Greg Sargent from TPM Election Central has a new post up on the adspend disparities this summer, and where each campaign is buying.

The analysis raises some interesting questions. 1) Do Democrats need to reevaluate their assumption that they will hold a significant fundraising advantage in the fall? 2) Can the Obama campaign afford to stay on the air in unconventional battlegrounds like Alaska and Indiana while the larger more traditional battlegrounds tighten up?

While a great deal has been written about the lessening impact of TV, I think the McCain campaign is demonstrating its lingering power and influence. What is the McCain campaign other than a series of TV ads and videos (that then get played again and again on TV)? Their candidate has receded. They have been speaking through a much more reliable set of messages - edited video, which unlike their candidate, doesn't have that nasty habit of getting way off message.
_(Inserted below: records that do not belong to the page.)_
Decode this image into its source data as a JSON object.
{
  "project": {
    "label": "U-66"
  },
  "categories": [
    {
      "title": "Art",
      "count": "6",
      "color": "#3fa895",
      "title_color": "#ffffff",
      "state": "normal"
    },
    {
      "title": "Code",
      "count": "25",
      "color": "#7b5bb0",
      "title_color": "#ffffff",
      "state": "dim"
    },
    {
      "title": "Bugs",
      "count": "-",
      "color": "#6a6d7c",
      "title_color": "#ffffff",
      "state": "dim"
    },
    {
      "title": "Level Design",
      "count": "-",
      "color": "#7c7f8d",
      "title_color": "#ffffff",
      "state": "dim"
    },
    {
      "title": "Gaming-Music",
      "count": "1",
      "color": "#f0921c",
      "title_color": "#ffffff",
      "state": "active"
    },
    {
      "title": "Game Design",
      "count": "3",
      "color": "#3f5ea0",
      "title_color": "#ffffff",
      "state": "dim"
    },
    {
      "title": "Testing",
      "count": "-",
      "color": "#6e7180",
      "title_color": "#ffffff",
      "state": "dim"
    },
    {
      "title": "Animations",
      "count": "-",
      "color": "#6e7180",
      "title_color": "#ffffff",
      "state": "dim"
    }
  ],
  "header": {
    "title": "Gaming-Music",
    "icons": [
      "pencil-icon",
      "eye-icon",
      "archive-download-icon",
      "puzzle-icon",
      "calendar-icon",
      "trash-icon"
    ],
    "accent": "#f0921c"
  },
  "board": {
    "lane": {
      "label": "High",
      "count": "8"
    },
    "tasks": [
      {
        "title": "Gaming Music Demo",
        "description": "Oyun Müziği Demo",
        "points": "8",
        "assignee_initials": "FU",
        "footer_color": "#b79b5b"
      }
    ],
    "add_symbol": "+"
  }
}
And it has worked - the race has tightened now, and we appear headed into the two Conventions pretty close to tied.

As we look forward to the VP picks of both parties I get the sense that given the way the McCain campaign is being run now, they will attempt to pick a new spokesman for their campaign - someone good looking, telegenic, articulate. Their current spokesman, McCain, has, let us say, lots of limitations. So let him be that vague presence at the end of the ads, show up for the debates and Convention heavily scripted, and let the new guy do a great deal of the heavy lifting.